Et les armes ? ... O pauvre ancêtre de 1840, qui
t’en allais la poudre et le plomb au flanc. Tu devais avoir le feu
sacré ! ... Je vois tes pauvres doigts gourds sous la morsure de
l’hiver, versant la mort dans l’âme de ton « Piston ». Et les jours
de pluies ! ... Si dans le paradis des chasseurs — tu l’as
mérité — tu nous observes maniant ces chefs-d’œuvre de précision qui nous
enlèvent même le souci de retirer les étuis, tu dois penser : Quels
veinards tout de même ! Impossible de suivre le sillage de nos exploits
aux nuages bleus. Abolis les brouillards artificiels et les coups de tonnerre.
Les perdreaux sont devenus farouches, malgré cela, de temps à autre, un sec
crépitement descend noblement l’un d’eux à cinquante pas. Nos terribles moyens
de destruction aggravés par les crimes des bracos — il y en a toujours ! ...

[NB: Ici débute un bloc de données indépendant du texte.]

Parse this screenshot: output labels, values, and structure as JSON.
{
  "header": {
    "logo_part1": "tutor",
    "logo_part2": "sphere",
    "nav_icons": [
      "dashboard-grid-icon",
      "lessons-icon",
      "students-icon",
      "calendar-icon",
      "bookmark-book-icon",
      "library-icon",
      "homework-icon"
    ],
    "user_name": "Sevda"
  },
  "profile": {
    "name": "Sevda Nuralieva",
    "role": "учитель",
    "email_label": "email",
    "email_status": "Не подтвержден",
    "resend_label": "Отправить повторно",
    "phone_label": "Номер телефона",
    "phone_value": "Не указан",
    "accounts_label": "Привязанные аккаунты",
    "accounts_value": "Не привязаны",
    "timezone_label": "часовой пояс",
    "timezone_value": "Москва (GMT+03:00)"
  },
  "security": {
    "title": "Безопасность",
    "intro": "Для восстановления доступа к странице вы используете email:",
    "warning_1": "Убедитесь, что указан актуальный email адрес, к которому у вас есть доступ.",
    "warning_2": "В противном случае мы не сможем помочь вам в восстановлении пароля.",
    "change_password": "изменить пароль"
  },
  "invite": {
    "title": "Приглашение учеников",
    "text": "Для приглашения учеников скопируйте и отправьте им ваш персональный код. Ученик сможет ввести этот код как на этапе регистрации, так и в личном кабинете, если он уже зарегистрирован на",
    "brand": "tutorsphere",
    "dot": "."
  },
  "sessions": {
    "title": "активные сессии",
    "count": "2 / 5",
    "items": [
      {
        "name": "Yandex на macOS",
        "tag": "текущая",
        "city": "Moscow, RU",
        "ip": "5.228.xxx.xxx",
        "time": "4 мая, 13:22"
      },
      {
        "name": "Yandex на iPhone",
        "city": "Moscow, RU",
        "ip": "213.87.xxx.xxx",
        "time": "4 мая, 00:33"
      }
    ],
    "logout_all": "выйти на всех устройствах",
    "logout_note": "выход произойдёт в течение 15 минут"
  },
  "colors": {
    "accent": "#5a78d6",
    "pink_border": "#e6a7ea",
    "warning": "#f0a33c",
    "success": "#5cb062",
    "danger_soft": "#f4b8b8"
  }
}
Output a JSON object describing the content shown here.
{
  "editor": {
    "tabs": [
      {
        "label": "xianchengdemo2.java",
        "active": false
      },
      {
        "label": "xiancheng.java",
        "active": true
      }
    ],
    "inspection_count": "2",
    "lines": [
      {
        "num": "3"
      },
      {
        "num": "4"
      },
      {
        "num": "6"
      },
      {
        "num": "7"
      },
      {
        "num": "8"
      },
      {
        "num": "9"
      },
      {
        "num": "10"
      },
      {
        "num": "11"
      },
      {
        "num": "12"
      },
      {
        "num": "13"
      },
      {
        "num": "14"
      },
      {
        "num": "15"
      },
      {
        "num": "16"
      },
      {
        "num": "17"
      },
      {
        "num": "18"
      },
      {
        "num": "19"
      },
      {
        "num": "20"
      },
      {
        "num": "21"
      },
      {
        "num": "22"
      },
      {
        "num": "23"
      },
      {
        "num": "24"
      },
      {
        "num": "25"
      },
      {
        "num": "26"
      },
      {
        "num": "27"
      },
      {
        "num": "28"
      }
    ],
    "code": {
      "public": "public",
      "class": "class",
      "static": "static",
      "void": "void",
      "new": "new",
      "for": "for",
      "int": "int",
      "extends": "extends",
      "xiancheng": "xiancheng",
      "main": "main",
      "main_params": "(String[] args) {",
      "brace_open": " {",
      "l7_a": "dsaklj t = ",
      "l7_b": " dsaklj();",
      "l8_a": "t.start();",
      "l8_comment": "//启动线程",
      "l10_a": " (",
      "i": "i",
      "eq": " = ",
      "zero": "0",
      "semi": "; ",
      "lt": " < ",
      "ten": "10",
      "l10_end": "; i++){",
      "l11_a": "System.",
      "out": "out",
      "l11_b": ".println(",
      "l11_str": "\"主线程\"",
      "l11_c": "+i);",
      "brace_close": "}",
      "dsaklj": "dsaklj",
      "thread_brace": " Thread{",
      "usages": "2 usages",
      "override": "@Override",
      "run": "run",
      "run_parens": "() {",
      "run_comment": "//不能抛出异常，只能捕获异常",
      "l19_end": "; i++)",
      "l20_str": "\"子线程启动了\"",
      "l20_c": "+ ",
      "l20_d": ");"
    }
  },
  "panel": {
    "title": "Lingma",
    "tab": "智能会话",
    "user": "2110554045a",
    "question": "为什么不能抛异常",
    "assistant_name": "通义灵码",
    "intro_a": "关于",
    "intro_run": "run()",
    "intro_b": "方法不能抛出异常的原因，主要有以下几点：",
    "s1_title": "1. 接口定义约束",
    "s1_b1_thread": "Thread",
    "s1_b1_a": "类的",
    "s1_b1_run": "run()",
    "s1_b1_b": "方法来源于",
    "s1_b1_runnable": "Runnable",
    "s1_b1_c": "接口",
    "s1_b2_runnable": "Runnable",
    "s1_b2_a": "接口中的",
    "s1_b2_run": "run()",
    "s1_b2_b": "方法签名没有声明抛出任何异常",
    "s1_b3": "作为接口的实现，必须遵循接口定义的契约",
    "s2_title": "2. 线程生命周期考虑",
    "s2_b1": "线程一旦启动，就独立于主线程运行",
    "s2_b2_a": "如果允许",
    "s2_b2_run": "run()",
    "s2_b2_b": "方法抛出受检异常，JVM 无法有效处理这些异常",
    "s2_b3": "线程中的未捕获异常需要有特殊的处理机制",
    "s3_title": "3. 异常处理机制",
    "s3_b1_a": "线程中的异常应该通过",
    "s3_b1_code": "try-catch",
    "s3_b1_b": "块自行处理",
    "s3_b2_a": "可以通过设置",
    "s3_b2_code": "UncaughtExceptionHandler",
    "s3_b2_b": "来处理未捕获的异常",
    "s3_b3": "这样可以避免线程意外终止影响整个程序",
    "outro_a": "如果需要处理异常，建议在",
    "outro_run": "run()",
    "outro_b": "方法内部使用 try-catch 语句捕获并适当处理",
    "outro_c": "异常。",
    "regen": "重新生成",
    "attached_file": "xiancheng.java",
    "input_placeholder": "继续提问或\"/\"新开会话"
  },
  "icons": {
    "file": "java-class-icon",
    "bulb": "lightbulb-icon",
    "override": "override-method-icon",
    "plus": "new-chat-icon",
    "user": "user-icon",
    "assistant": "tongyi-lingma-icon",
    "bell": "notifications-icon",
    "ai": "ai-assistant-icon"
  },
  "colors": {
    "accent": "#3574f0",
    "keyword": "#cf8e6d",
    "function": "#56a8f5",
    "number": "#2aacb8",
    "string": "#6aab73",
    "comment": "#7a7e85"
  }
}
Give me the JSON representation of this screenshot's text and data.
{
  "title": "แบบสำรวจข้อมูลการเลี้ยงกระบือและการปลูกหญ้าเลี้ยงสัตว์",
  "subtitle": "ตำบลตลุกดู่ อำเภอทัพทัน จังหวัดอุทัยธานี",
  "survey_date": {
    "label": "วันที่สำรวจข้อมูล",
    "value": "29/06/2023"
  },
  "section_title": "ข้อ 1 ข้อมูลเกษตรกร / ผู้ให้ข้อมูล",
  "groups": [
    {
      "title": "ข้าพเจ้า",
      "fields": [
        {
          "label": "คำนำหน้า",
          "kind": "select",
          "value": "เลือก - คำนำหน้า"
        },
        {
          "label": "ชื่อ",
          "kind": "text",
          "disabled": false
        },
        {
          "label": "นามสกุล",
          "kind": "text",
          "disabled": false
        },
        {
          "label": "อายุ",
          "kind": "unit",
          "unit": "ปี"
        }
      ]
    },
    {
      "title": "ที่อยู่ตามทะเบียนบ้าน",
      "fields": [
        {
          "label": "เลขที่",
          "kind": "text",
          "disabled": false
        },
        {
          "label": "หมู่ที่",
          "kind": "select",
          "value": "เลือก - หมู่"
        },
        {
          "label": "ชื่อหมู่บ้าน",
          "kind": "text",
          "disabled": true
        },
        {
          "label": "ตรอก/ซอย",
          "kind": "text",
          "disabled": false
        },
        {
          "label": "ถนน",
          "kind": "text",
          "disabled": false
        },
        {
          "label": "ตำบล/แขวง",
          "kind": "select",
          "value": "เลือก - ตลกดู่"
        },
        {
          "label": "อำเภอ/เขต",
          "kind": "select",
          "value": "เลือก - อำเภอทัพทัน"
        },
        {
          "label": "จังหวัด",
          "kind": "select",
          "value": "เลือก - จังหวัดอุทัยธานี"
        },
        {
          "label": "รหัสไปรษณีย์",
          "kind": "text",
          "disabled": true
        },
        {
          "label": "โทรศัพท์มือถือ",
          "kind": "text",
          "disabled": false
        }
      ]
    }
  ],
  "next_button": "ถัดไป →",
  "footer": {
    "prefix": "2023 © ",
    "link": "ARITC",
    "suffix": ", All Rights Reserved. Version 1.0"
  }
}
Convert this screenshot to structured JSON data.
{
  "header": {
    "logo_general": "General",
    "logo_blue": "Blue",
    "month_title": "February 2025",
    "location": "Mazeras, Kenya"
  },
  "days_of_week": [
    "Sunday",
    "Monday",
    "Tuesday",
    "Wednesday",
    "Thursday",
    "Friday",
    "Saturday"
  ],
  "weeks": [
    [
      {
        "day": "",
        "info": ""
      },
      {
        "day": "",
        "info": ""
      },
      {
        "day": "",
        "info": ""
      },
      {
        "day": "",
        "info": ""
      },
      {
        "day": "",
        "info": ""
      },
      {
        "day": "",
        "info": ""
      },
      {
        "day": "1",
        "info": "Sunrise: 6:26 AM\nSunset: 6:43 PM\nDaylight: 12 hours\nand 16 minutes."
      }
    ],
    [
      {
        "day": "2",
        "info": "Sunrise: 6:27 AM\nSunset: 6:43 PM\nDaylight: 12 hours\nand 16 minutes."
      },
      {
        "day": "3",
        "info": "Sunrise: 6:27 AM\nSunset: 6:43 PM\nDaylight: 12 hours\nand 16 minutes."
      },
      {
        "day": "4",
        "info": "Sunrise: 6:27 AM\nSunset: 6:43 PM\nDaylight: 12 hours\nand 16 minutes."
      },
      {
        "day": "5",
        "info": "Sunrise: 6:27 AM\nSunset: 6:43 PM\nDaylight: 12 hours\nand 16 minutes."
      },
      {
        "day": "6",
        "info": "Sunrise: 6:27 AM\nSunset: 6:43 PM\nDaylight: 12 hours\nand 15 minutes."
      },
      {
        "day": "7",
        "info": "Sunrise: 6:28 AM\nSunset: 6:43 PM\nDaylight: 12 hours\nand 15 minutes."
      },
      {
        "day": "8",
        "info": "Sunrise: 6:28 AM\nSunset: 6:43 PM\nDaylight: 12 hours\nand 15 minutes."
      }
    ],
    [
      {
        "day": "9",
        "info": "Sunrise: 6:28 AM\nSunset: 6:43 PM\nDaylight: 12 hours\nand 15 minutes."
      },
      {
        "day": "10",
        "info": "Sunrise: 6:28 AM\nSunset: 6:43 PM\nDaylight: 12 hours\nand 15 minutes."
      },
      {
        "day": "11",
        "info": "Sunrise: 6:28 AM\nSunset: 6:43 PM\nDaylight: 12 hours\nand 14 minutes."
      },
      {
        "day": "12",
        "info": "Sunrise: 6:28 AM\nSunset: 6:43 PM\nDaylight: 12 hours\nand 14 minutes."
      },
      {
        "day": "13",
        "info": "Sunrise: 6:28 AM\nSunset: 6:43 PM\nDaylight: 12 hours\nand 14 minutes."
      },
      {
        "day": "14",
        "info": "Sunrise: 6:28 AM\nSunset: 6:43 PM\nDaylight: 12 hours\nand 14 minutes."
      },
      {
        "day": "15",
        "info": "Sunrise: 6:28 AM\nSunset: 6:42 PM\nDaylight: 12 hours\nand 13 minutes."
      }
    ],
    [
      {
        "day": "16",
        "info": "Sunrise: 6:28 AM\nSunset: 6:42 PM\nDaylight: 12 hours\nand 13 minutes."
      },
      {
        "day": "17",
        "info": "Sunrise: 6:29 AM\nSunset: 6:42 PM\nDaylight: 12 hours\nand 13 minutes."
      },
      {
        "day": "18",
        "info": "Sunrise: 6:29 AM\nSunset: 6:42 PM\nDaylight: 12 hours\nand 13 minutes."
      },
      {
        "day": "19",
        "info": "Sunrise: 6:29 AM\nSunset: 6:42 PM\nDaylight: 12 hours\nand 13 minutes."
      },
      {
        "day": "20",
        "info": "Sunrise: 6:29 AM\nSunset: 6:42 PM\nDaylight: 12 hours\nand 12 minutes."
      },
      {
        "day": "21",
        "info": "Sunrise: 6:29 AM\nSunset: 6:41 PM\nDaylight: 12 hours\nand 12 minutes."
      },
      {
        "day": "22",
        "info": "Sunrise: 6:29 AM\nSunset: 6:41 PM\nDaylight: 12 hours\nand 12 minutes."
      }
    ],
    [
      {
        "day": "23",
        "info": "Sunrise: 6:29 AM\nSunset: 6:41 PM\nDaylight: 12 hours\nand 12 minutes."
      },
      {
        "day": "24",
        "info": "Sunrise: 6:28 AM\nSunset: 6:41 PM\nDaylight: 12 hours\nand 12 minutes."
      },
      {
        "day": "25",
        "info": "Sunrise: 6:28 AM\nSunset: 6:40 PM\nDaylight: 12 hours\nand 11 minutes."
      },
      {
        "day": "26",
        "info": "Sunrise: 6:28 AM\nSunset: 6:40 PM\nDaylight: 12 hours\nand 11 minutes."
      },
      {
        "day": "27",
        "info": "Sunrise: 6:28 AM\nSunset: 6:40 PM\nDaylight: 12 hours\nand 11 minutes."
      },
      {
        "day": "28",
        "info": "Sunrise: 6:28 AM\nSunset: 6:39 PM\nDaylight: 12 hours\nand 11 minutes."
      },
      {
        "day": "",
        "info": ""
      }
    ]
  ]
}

— n’ont pas anéanti le gibier. Dans les sèches et pierreuses garrigues, la
perdrix rouge continue à se défendre, les lapins y sont nombreux. On tue encore
quelques lièvres, et, aux passages d’automne, les rousses bécasses nous
visitent. Puis, écoute, les grosses bêtes noires que tu croyais disparues à
tout jamais sont revenues. Va sur les plateaux aux fourrés de chênes verts
avoisinant la Cèze, tu m’en diras des nouvelles ... Ah ! pardon !
j’oubliais que tu étais au paradis ...
Demeurons optimistes. Les chasses gardées, les sociétés
locales maintiennent le gibier. Si nous savons nous imposer quelques
restrictions et repeupler, nous pourrons — dussions-nous voir le XXIe
siècle — réaliser quelques jolis tableaux.
A. ROCHE.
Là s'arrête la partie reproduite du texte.